If you want the full rundown, check out my books, but here’s what you need to know for the purpose of this article:
If your calorie intake has been very low for quite some time, your first step is bringing your metabolism back up to speed.
When you restrict your calories to lose fat, your body responds in various ways to reduce its total energy expenditure.
And when you have dramatically reduced your calorie intake for weight loss and then left it there for a long period of time, afraid to raise it lest you gain weight, you’ve also left yourself with a metabolism that’s running on fumes.
If that’s you, don’t worry–the “damage” isn’t permanent. In fact, it’s pretty easy to fix. But you do have to focus on fixing it first before turning your sights to fat loss.
The solution is known as “reverse dieting” and I explain how it works here.
If your calorie intake is in a normal range, you can jump right in.

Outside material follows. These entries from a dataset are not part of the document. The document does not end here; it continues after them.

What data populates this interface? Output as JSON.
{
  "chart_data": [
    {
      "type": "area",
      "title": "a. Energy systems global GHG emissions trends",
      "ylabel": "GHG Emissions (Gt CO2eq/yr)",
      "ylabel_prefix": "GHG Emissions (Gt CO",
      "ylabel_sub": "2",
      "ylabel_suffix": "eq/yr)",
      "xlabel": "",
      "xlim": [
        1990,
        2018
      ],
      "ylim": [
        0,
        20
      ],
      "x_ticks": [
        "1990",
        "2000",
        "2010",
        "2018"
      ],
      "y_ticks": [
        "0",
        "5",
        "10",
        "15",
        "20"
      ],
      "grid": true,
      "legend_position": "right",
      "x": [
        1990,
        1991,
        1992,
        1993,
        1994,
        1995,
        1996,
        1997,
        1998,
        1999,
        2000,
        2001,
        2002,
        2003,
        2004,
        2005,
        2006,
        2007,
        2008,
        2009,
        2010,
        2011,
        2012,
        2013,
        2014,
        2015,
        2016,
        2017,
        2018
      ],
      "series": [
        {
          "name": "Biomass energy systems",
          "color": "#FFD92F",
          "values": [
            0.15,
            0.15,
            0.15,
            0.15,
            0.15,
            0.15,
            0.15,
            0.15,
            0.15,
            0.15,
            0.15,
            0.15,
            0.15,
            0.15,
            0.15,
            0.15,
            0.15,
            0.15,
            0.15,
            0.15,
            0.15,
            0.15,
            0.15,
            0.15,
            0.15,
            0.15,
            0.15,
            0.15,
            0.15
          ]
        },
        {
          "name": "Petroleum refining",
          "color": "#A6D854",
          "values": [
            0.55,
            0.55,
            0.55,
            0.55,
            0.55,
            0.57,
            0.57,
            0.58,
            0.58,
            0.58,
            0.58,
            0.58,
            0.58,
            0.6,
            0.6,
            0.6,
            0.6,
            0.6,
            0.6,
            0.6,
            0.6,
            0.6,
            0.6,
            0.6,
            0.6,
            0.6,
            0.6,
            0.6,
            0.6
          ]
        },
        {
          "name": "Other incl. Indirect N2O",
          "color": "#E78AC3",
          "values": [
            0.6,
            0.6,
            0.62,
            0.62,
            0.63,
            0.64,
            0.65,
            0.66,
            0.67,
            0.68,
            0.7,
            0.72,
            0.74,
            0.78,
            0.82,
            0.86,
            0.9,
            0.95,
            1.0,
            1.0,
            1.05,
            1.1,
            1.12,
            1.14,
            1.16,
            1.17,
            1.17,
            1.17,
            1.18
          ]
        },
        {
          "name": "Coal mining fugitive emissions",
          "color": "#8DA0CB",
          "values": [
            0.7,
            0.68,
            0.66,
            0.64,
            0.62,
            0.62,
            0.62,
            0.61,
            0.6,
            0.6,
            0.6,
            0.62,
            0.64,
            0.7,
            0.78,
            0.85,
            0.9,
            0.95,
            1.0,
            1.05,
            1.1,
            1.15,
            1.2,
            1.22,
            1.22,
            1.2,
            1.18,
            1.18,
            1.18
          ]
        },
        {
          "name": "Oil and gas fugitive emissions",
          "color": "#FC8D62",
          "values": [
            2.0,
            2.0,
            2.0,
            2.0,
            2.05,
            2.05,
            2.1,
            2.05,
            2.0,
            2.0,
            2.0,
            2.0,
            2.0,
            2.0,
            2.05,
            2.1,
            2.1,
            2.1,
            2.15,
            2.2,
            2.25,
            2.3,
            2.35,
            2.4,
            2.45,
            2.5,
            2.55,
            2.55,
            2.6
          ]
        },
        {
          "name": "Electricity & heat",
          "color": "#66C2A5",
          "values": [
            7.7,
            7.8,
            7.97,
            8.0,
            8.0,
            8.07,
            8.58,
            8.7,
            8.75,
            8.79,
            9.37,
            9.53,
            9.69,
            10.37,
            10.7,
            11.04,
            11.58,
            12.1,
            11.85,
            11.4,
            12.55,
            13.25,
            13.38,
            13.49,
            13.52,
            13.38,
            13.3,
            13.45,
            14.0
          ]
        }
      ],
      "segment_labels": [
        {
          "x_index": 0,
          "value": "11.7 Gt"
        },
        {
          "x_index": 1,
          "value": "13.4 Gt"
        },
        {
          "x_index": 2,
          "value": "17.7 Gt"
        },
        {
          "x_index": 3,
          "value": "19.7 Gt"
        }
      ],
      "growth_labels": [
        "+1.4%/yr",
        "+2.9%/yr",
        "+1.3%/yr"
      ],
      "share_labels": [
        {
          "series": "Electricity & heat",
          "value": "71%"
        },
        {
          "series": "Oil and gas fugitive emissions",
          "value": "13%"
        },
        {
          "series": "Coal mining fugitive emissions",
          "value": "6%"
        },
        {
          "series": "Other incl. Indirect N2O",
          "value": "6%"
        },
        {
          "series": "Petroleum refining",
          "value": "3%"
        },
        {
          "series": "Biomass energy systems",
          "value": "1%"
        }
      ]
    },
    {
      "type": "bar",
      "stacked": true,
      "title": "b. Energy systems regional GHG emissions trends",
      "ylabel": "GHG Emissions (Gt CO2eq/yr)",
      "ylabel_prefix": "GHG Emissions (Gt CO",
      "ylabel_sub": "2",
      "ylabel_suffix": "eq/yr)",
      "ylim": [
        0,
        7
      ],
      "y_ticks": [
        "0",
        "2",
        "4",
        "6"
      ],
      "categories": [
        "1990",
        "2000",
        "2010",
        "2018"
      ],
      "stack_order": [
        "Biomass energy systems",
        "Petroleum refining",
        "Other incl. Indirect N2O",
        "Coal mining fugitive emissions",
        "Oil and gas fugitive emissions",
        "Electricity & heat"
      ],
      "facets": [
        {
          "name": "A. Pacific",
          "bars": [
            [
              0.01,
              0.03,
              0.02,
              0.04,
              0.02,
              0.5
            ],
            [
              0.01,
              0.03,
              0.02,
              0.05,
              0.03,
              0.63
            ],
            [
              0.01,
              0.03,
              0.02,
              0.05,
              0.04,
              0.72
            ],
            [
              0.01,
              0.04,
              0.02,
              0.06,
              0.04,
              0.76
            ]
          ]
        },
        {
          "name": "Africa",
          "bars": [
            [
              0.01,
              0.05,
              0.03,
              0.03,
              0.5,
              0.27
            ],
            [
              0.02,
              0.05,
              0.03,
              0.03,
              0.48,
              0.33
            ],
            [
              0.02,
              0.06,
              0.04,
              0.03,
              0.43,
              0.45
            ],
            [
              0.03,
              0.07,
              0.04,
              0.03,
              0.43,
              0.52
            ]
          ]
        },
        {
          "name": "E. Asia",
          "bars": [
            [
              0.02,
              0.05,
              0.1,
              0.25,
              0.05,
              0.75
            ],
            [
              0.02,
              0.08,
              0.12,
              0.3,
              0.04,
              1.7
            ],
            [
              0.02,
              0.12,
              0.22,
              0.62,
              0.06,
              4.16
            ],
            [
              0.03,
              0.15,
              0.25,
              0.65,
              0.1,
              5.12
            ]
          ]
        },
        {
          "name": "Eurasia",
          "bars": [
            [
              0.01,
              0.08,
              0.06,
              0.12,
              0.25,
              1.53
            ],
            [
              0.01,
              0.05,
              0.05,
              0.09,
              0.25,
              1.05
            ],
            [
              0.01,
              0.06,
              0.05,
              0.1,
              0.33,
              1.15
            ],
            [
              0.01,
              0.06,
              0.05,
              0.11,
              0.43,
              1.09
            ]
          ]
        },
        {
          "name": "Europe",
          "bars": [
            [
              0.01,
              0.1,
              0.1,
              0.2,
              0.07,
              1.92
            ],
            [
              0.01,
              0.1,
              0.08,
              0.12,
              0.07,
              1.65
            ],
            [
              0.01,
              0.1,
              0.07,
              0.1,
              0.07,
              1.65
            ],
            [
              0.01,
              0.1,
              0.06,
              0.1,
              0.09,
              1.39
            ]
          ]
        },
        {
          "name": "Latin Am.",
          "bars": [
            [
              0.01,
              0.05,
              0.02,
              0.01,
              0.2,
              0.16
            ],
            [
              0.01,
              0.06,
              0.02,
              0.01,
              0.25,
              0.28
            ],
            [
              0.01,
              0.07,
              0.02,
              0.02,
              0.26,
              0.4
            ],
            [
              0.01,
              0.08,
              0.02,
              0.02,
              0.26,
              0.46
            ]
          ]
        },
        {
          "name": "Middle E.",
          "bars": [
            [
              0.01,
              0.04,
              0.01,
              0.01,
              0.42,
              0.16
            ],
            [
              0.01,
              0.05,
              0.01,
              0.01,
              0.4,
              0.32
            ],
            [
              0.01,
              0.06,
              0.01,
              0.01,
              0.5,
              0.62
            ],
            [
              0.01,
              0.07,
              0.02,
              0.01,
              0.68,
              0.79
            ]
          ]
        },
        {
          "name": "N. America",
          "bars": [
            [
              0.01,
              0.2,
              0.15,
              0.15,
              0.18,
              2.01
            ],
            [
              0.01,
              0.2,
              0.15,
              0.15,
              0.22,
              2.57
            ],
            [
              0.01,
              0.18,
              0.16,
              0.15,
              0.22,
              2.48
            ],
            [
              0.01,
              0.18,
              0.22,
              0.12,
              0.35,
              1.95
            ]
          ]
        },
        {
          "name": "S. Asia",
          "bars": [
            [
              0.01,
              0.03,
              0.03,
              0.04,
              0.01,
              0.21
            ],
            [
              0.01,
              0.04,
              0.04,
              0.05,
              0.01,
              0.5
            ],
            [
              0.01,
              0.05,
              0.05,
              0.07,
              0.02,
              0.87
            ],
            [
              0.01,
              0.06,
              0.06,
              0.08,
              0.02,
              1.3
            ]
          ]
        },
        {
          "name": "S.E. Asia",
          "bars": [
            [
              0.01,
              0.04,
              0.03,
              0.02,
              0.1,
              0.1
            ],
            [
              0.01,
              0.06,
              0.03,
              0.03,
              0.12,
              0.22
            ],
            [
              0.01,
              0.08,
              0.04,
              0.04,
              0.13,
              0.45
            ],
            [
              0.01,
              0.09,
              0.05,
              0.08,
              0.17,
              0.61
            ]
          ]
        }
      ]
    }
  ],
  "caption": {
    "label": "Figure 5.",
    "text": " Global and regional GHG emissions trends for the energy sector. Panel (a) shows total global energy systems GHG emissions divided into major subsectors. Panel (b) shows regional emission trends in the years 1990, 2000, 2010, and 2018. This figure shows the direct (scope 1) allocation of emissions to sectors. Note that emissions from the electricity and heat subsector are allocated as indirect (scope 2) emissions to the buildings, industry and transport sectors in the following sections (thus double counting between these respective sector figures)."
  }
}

If your daily meals add up more or less to your total daily energy expenditure (which you can learn how to calculate here), then your metabolism is ready to embark on the crusade against skinny fat.
All you need to do is use a proper calorie deficit and macronutrient balance to drive fat loss and a proper workout routine to drive muscle growth, and you can learn how to do this here.
There’s no reason to be skinny fat. It’s not a genetic curse or mysterious affliction. It has very specific causes and a very specific solution.
The long story short is the less muscle you have, the leaner you’re going to have to be to not look skinny fat. And if you have very little muscle, you don’t have much of a choice: you can either look skinny fat or frail and starved.
Fortunately, the road out is just as straightforward: you need to add muscle and reduce your body fat percentage.
These things take time, know-how, and grind, but are easy enough to do. And once you’ve done it, you’ve put yourself in a position to enjoy the fruits of your labor for the rest of your life.
So use the advice in this article to upgrade your skinny fat physique and build a body you can be proud of.